I looked forward to those days as much as I did to the days when me and my friends would hide in the branches for hours, working, spying on passing cyclists, and waging guerilla warfare on other nearby forts.


These other, far less glorious structures were sprinkled all along the path. Some were the sole domain of the kids whose backyards they sat in. Others were similarly operated by a collective. None were as magnificent as Fort Black Cat. There was one fort, however, that had attained its own sort of mythical status, one not earned for its strategic location or expert construction, but for something that held far more power over the teenaged mind. It was known only as the Porn Fort, and its walls were covered with clippings from various pornographic magazines.

We had first discovered the Porn Fort quite by accident. We were out exploring the woods, looking for bits of trash that might be useful for our own fort, when the foreign base loomed up in front of us. It was two “stories” tall and built almost completely free-standing, one side simply leaning lightly against a very put-upon looking tree. The bottom floor was empty and unremarkable, save the small ladder that led up through a hole in the ceiling that let out into the top floor. It was a bit of design genius: there was no way to see the interior of the top level from outside, you had to climb up through the hole to get there, and as your head rose through the floor, your eyes were suddenly inundated with the fort’s impressive gallery of filth.

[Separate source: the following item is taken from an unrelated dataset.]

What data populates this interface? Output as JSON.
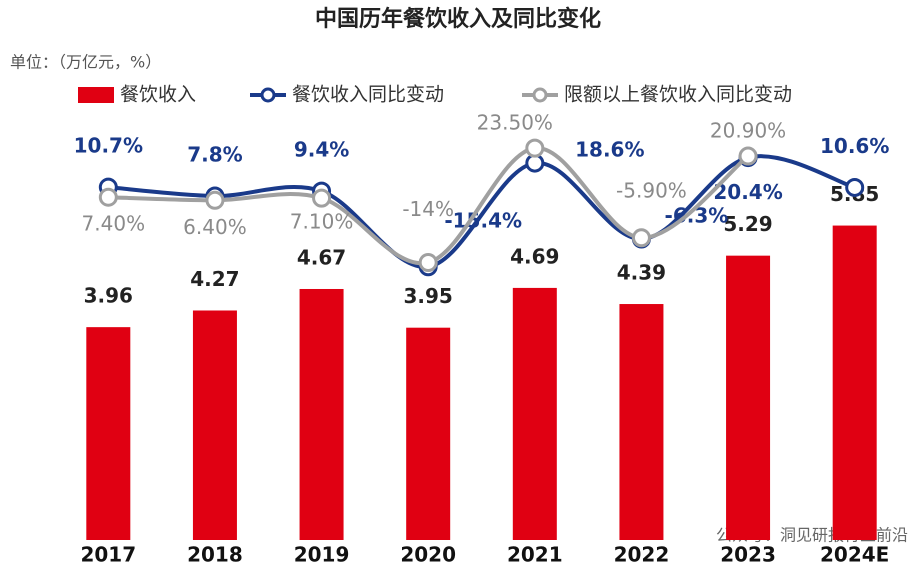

It would have been a far more popular place to visit had it not been for the foul tempered shitheads who watched over it like pubescent hawks. They were high school freshmen, and therefore far more imposing a foe than any of our fellow middle school peers might have been. So it was that our first visit to the fort was our last, both because its owners happened upon us gawking and threatened to kick our butts and because, about a month later, someone’s parents found out about it and tore it down.

But what did we need the Porn Fort for, other than to assuage our curiosities? We had Black Cat, and no other fort around could match it.

By the time summer came to a close, our fort had become the crowning jewel of tree forts, a real work of tree fort art, born of blood, sweat and a few tears. We were so caught up in the initial euphoria of the thing that, at first, we hardly noticed that it was becoming less fun just to hang out there. Building it had giving us purpose and drive, but now that it was finished, what more was there to do? We could sit inside and watch the bulldozers in the nearby field as they prepared the way for the new housing development. We could play cards, scare off other kids, and have little picnics. Eventually, though, the initial luster wore off, and as the school year began and then progressed, we just forgot to go out to the fort at all.

When winter had come and gone, and spring was beginning to drown the world in melt water, I realized how long it had been since I’d gone to check on the place and decided to go back. I rode my bike to the hidden path in the tree line, followed it over the low mound of dirt and into the clearing under the tree that held the fort—only there was no tree, no clearing even. The bulldozers had cleared the woods on that side to make way for the backyards of the new homes that had suddenly sprung up there. The fort was gone.

High school came and went with its usual combination of drudgery, drama, good times and bad times. My mother passed away. My band broke up. We moved to another state entirely and I started all over for two years before leaving yet again for college. I never built another tree fort, but I always thought about it. I still do. And someday, maybe when I have kids of my own or maybe just for my own shits and giggles, I will build another tree fort. And I will give it a totally awesome name, like Fort Skull or Fort Puma or something. Still, I’m not sure anything could ever live up to Fort Black Cat, and all the memories associated with its time. I’m not sure that I mind.


…for D. and A.

3 comments:

BluStaCon said...

Awesome.

I spent many years in forts myself. I still have permanent pine pitch stains.

JT said...

This makes me want to convert one of the storage sheds in my backyard into some sort of fort.

Emily said...

If I can inspire just one person to build a fort, I know I've done right by this world.